During our continued investigation we have found a potential cause for this incident. Measures have been put in place to mitigate the issue for now and we are monitoring further. So far, the results are positive and we will keep you posted about our next steps.

Kind Regards
uniFLOW Online Operations Team
Posted May 12, 2022 - 21:44 UTC
Update
Hello All

We are continuing to investigate this issue.

At this time we have monitoring and mitigation actions in place to reduce the impact to customers. Our teams are working with high priority on this problem and additionally raised support requests to Microsoft while we work to identify the root cause.

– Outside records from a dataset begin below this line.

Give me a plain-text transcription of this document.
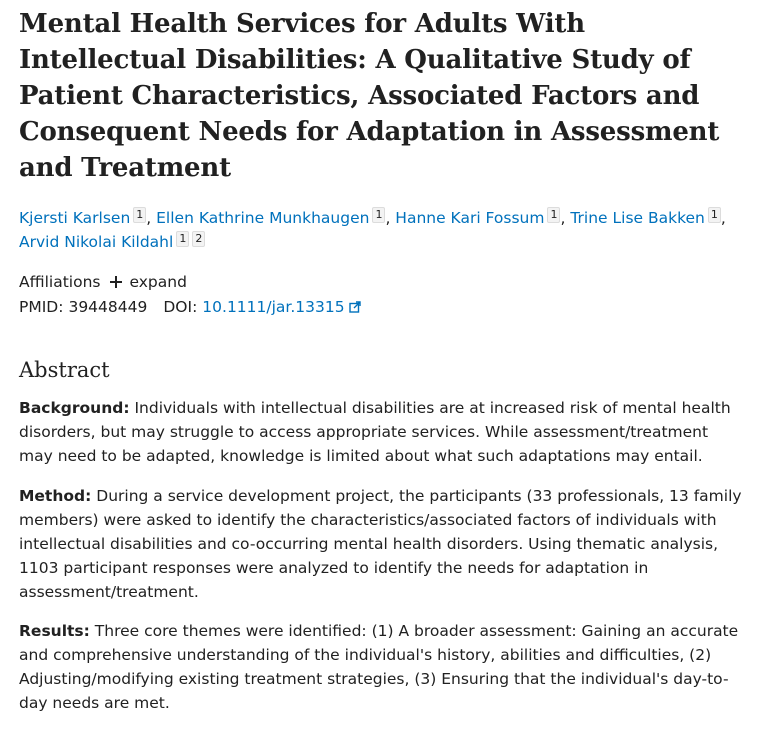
Mental Health Services for Adults With Intellectual Disabilities: A Qualitative Study of Patient Characteristics, Associated Factors and Consequent Needs for Adaptation in Assessment and Treatment
Kjersti Karlsen 1 , Ellen Kathrine Munkhaugen 1 , Hanne Kari Fossum 1 , Trine Lise Bakken 1 ,
Arvid Nikolai Kildahl 1 2
Affiliations expand
PMID: 39448449 DOI: 10.1111/jar.13315
Abstract

Background: Individuals with intellectual disabilities are at increased risk of mental health disorders, but may struggle to access appropriate services. While assessment/treatment may need to be adapted, knowledge is limited about what such adaptations may entail.

Method: During a service development project, the participants (33 professionals, 13 family members) were asked to identify the characteristics/associated factors of individuals with intellectual disabilities and co-occurring mental health disorders. Using thematic analysis, 1103 participant responses were analyzed to identify the needs for adaptation in assessment/treatment.

Results: Three core themes were identified: (1) A broader assessment: Gaining an accurate and comprehensive understanding of the individual's history, abilities and difficulties, (2) Adjusting/modifying existing treatment strategies, (3) Ensuring that the individual's day-to-day needs are met.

Further updates will be provided as information becomes available.

Kind Regards
uniFLOW Online Operations Team.
Posted May 12, 2022 - 00:46 UTC
Investigating
Hello All

Through our telemetry and field feedback we are seeing intermittent failures of some requests to our US deployment. This is only affecting a very small number of tenants and not a permanent condition.

Impact:
This can result in a resources or job lists not loading or presenting an error. In most cases performing the function a second time will resolve the problem.

The Operations team will continue to investigate this issue, we will provide an update as further information becomes available.


Regards,
uniFLOW Online Operations Team
Posted May 11, 2022 - 07:18 UTC
This incident affected: US Deployment (Identification, General Printing, Mobile Printing, Scanning, Reporting, Other Services).